My taxes. I didn’t send in my 1040. They’re due April fifteenth, she thought, and remembered that the Titanic had gone down on the night of the fourteenth. All those people, she thought, they didn’t file their income tax returns either. No, that was wrong. They didn’t have income tax back then. That was why they were all so rich. But there were other things they hadn’t done that they had intended to do: meet friends at the dock in New York, send a telegram announcing their safe arrival, marry, have children, win the Nobel Prize.
I never learned to play the piano, Joanna thought. I didn’t tell Mr. Wojakowski we couldn’t use him in the project, and now he’ll pester Richard. I didn’t transcribe Mr. Sage’s NDE.
It doesn’t matter, she thought. But I didn’t pay the gas bill, she thought. I forgot to water my Swedish ivy. I didn’t get the book from Kit. I promised I’d go pick it up. I promised I’d go see Maisie.
Maisie! she thought in horror. I didn’t tell Richard, I have
to tell him, but could not remember what it was she had wanted to tell him. Something about the Titanic. No, not the Titanic. Mr. Briarley had been wrong, it wasn’t about the Titanic. It was something about Indians. And the Rio Grande. And a dog. Something about a dog.
No, that wasn’t right either.

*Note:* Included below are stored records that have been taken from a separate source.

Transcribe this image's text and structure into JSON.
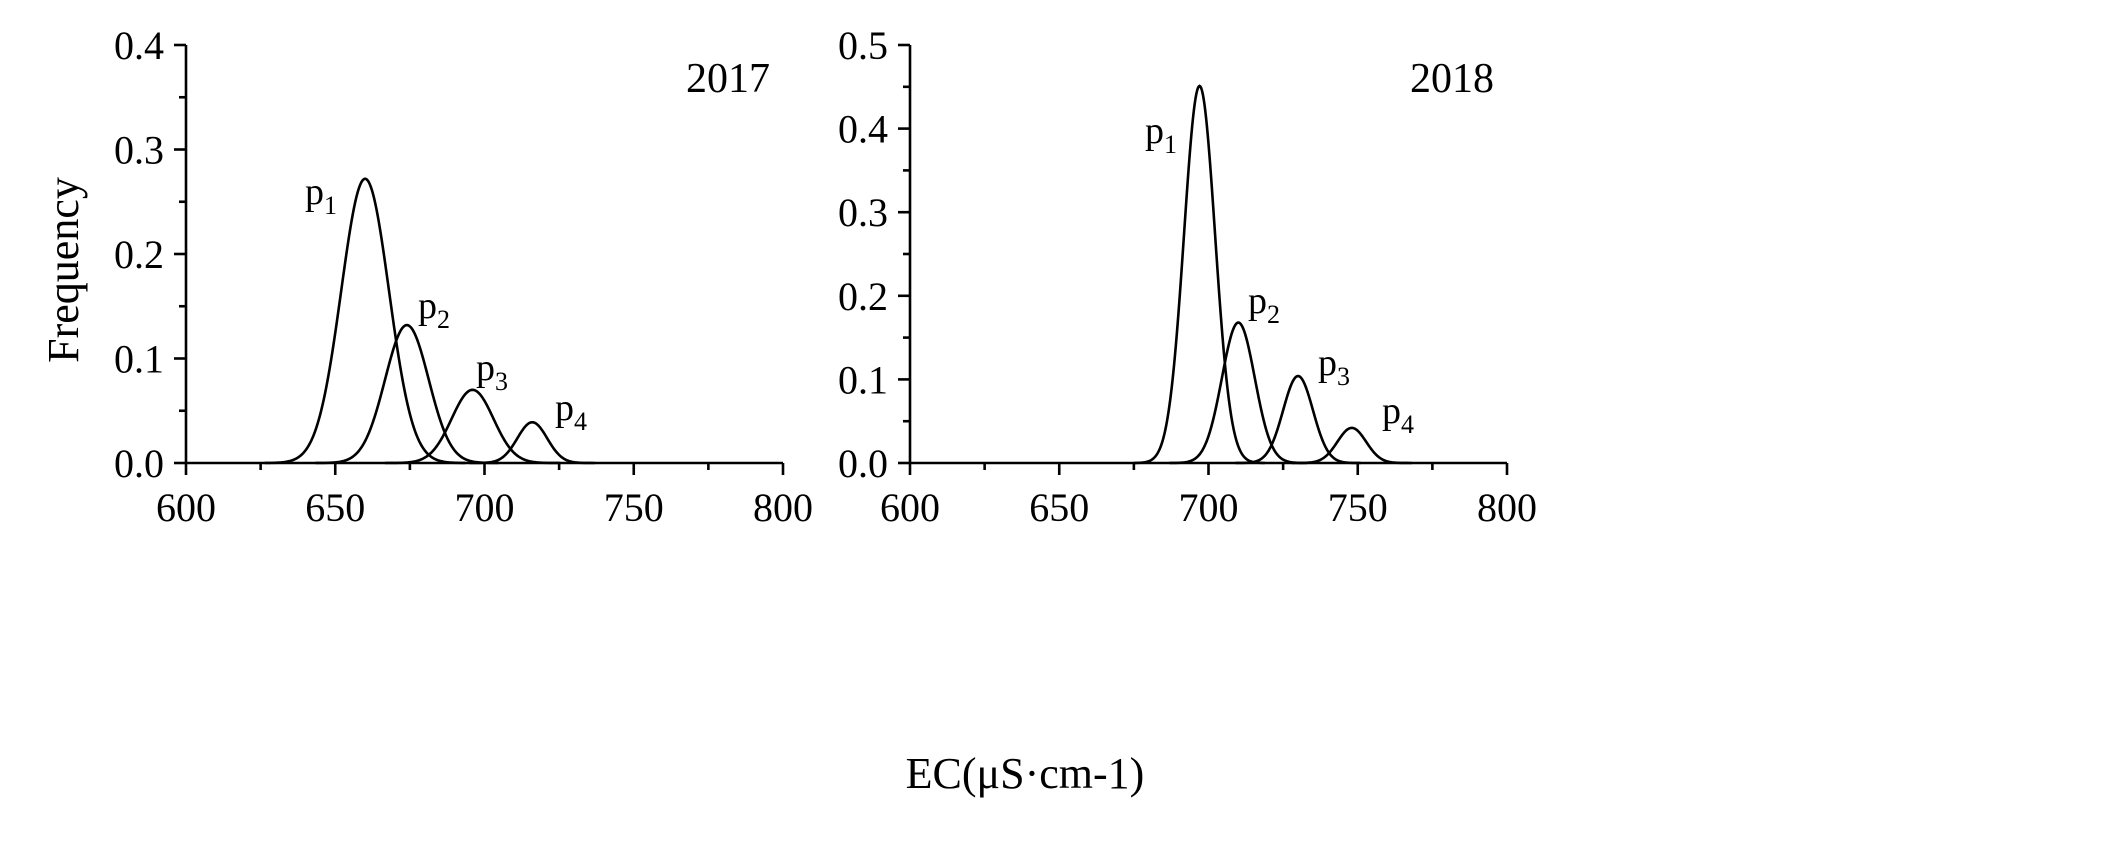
{
  "y_axis_label": "Frequency",
  "x_axis_label": "EC(μS·cm-1)",
  "colors": {
    "background": "#ffffff",
    "ink": "#000000"
  },
  "chart_data": [
    {
      "type": "line",
      "panel_label": "2017",
      "xlim": [
        600,
        800
      ],
      "ylim": [
        0,
        0.4
      ],
      "x_ticks": [
        600,
        650,
        700,
        750,
        800
      ],
      "x_tick_labels": [
        "600",
        "650",
        "700",
        "750",
        "800"
      ],
      "x_minor_step": 25,
      "y_ticks": [
        0.0,
        0.1,
        0.2,
        0.3,
        0.4
      ],
      "y_tick_labels": [
        "0.0",
        "0.1",
        "0.2",
        "0.3",
        "0.4"
      ],
      "y_minor_step": 0.05,
      "grid": false,
      "series": [
        {
          "name": "p1",
          "base": "p",
          "sub": "1",
          "center": 660,
          "sigma": 8.0,
          "peak": 0.272
        },
        {
          "name": "p2",
          "base": "p",
          "sub": "2",
          "center": 674,
          "sigma": 7.3,
          "peak": 0.132
        },
        {
          "name": "p3",
          "base": "p",
          "sub": "3",
          "center": 696,
          "sigma": 7.0,
          "peak": 0.07
        },
        {
          "name": "p4",
          "base": "p",
          "sub": "4",
          "center": 716,
          "sigma": 5.0,
          "peak": 0.039
        }
      ]
    },
    {
      "type": "line",
      "panel_label": "2018",
      "xlim": [
        600,
        800
      ],
      "ylim": [
        0,
        0.5
      ],
      "x_ticks": [
        600,
        650,
        700,
        750,
        800
      ],
      "x_tick_labels": [
        "600",
        "650",
        "700",
        "750",
        "800"
      ],
      "x_minor_step": 25,
      "y_ticks": [
        0.0,
        0.1,
        0.2,
        0.3,
        0.4,
        0.5
      ],
      "y_tick_labels": [
        "0.0",
        "0.1",
        "0.2",
        "0.3",
        "0.4",
        "0.5"
      ],
      "y_minor_step": 0.05,
      "grid": false,
      "series": [
        {
          "name": "p1",
          "base": "p",
          "sub": "1",
          "center": 697,
          "sigma": 5.2,
          "peak": 0.451
        },
        {
          "name": "p2",
          "base": "p",
          "sub": "2",
          "center": 710,
          "sigma": 5.5,
          "peak": 0.168
        },
        {
          "name": "p3",
          "base": "p",
          "sub": "3",
          "center": 730,
          "sigma": 5.0,
          "peak": 0.104
        },
        {
          "name": "p4",
          "base": "p",
          "sub": "4",
          "center": 748,
          "sigma": 4.8,
          "peak": 0.042
        }
      ]
    }
  ]
}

Fog, she thought, and remembered standing in the walkway, looking out at fog. It was cold and diffuse, like the water, like death. It blotted out everything, memory and duty and desire. Let it go, she thought, staring at nothingness. It’s not important. Let it go.
Progress reports and delivering the mail and regret. They aren’t important. Nothing’s important. Not proving it’s the Titanic or having a hall pass or avoiding Mr. Mandrake. None of it matters. Not Mr. Wojakowski or Mrs. Haighton’s never returning my calls or Maisie.
That’s a lie, she thought. Maisie does matter. I have to find Richard. I have to tell him. “Richard, listen,” she cried, but her mouth, her throat, her lungs, were full of water.
She kicked frantically, reaching up with her cupped hands, her arms. I have to tell him, she thought, clutching at the water as if it were the railing of a staircase, trying to pull herself up hand over hand. I have to get the message through. For Maisie.
She willed herself upward, kicking, stroking with her arms, trying to reach the surface.
And continued to fall.
“My God, My God, why hast thou forsaken me?”
—JESUS’ LAST WORDS FROM THE CROSS
BOY, JUST LIKE ISMAY,” Maisie said when they told her what had happened with Carl. “How crummy!”
Leave it to Maisie to sum things up. Richard wondered if, clambering into the lifeboat, Ismay’s hands had been as white and clenched as Carl Aspinall’s, his face as sodden-looking.
“So what do we do now?” Vielle asked. She had called them on the way back, demanding to know what they’d found out, and Richard, unable to stand the prospect of telling it twice, had told her to meet them in Maisie’s room.
“We could talk to the lab technician who saw Carl and Joanna,” Richard said. “He may have heard what they were saying.”